With scientists at their elbow, they will check it against the underlying report and, if the past is any guide, attempt to blunt conclusions deemed inconvenient by their governments.
“Some countries, such as Saudi Arabia, have threatened to be obstructionist,” said one of the report’s authors.
China is said to have reservations on the chapters outlining policy options, concerned that some of the measures outlined may be too ambitious.
But the joker in the pack is the United States, several delates and observers noted.
“This is the first report coming up for approval since the Trump administration took office,” said Michael Oppenheimer, a professor of geosciences and international affairs at Princeton University, and an IPCC author on a another report-in-progress.
“That’s a real wild card.”
US a ‘wild card’
There are few clues as to what the United States might say or do in Incheon, which has left a lot of people nervous.
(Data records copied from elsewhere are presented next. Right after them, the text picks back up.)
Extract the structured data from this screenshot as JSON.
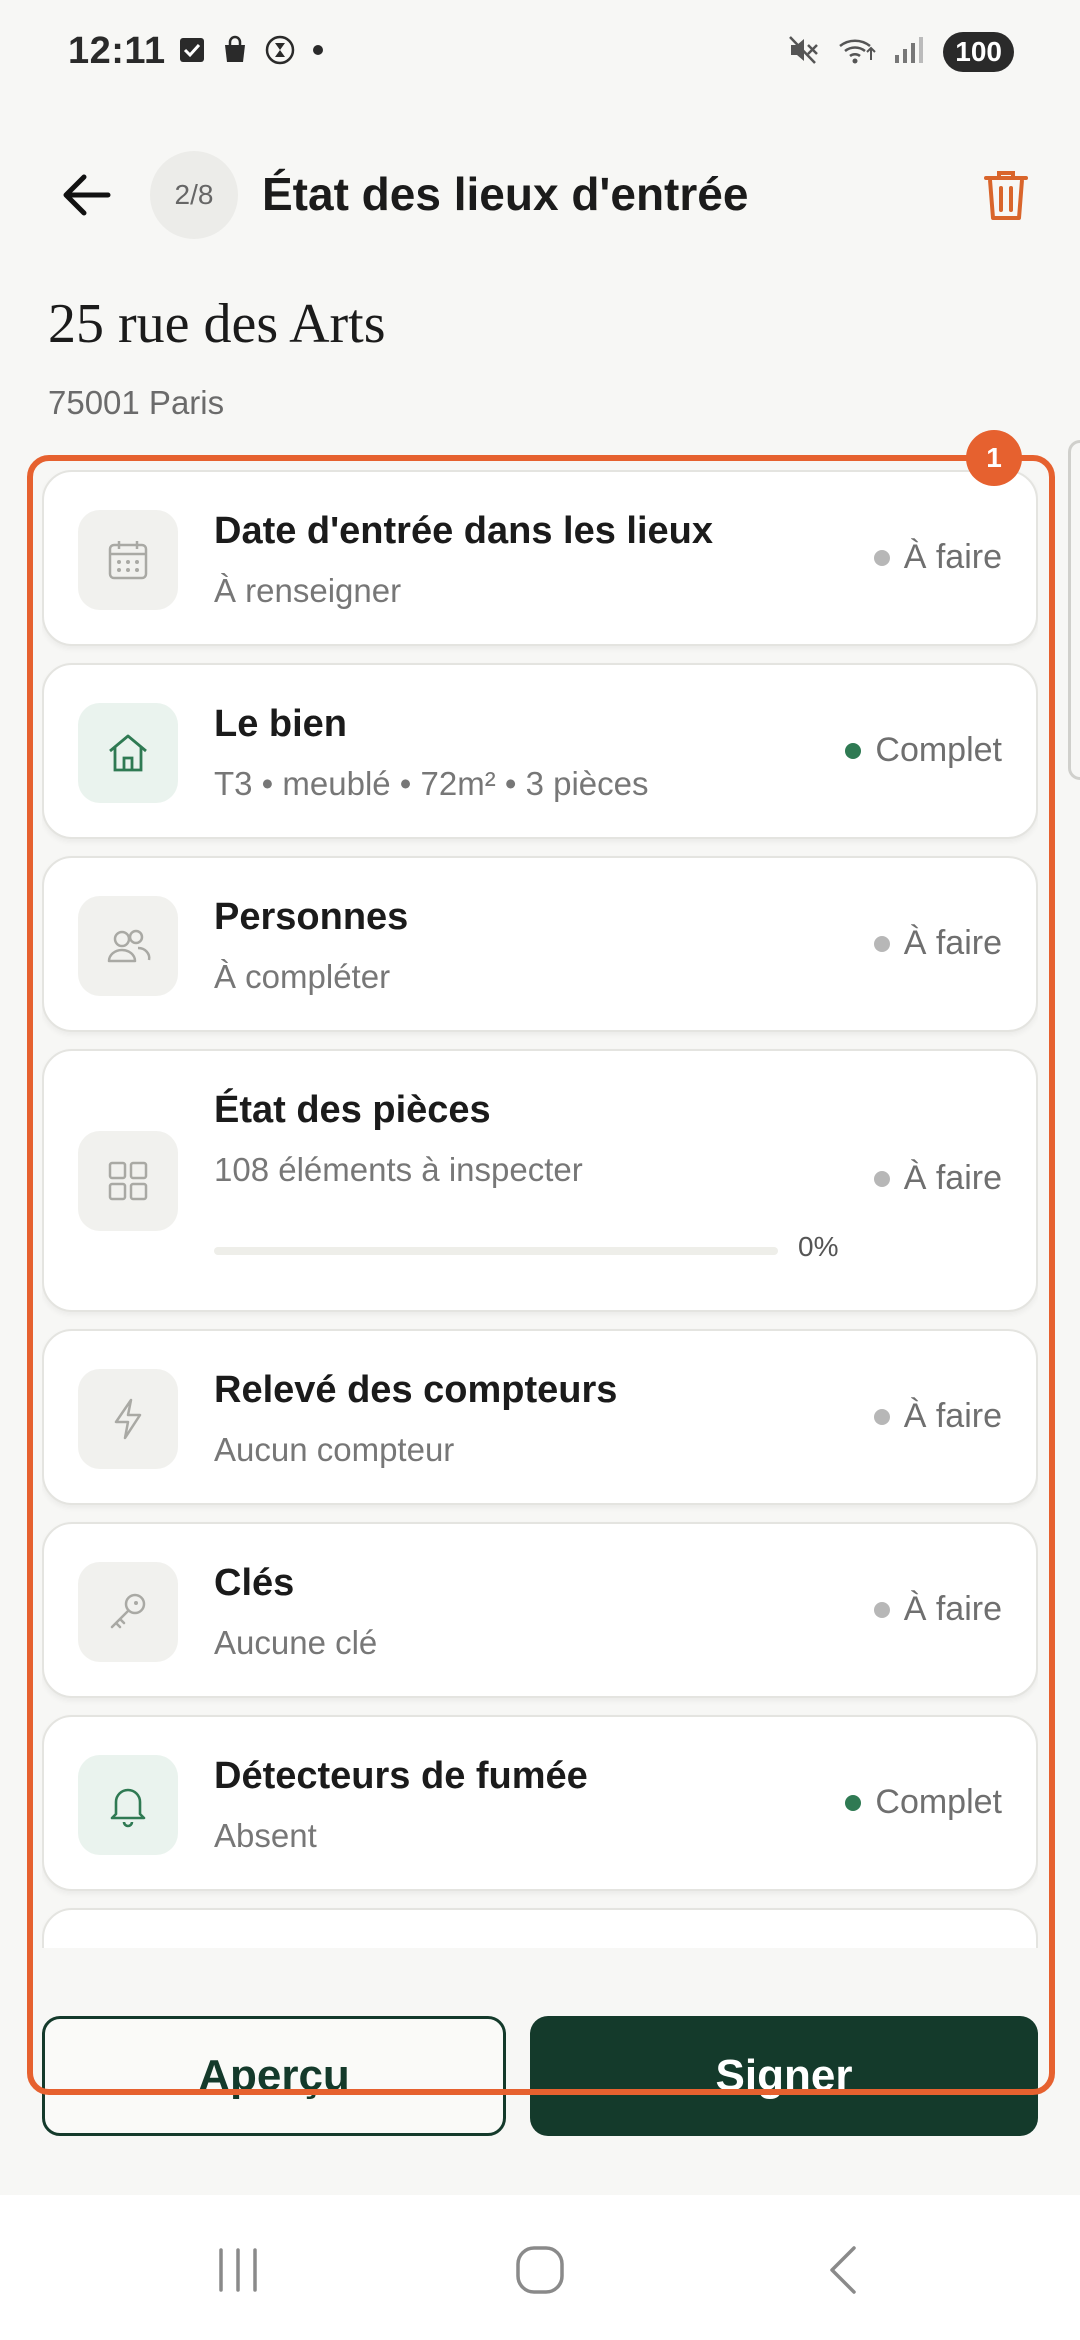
{
  "status_bar": {
    "time": "12:11",
    "battery": "100",
    "icons": [
      "check-box-icon",
      "shopping-bag-icon",
      "timer-icon",
      "dot-icon",
      "mute-icon",
      "wifi-icon",
      "signal-icon"
    ]
  },
  "header": {
    "step": "2/8",
    "title": "État des lieux d'entrée"
  },
  "property": {
    "address": "25 rue des Arts",
    "city": "75001 Paris"
  },
  "sections": [
    {
      "title": "Date d'entrée dans les lieux",
      "subtitle": "À renseigner",
      "status": "À faire",
      "icon": "calendar-icon"
    },
    {
      "title": "Le bien",
      "subtitle": "T3 • meublé • 72m² • 3 pièces",
      "status": "Complet",
      "icon": "house-icon"
    },
    {
      "title": "Personnes",
      "subtitle": "À compléter",
      "status": "À faire",
      "icon": "people-icon"
    },
    {
      "title": "État des pièces",
      "subtitle": "108 éléments à inspecter",
      "status": "À faire",
      "icon": "grid-icon",
      "progress": 0,
      "progress_label": "0%"
    },
    {
      "title": "Relevé des compteurs",
      "subtitle": "Aucun compteur",
      "status": "À faire",
      "icon": "lightning-icon"
    },
    {
      "title": "Clés",
      "subtitle": "Aucune clé",
      "status": "À faire",
      "icon": "key-icon"
    },
    {
      "title": "Détecteurs de fumée",
      "subtitle": "Absent",
      "status": "Complet",
      "icon": "bell-icon"
    }
  ],
  "actions": {
    "preview": "Aperçu",
    "sign": "Signer"
  },
  "annotation": {
    "badge": "1"
  },
  "colors": {
    "accent_dark": "#143a2b",
    "complete_green": "#2f7a53",
    "todo_gray": "#b7b7b7",
    "trash_orange": "#d9652b",
    "highlight": "#e6612f"
  }
}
“The US could, as they have in the past, support the science,” said one contributing author.
“Or they could become obstructionist — maybe Fox News will decide to shine a spotlight on the meeting.”
A State Department spokesperson confirmed to AFP that veteran climate diplomat Trigg Talley will head the US delegation, a development one veteran IPCC author described as “reassuring.”
“Never in the history of the IPCC has there been a report that is so politically charged,” said Henri Waisman, a senior researcher at the Institute for Sustainable Development and International Relations, and one of the report’s 86 authors.
Governments looking for a straightforward answer to the question of whether the 1.5C target can be reached are likely to be disappointed, he added.
“The report isn’t going to simply say ‘yes’ or ‘no’,” he told AFP.
“Our goal was to put as much information as possible into the hands of policy makers so they can step up to their responsibilities.”
Many scientists say the goal is feasible on paper, but would require political will and economic transformations that are not on the near-term horizon.
“In my view, 1.5C stabilization is extremely difficult if not impossible at this point, while 2C stabilization is an uphill challenge but doable,” Michael Mann, director of the Earth System Science Center at Pennsylvania State University, told AFP.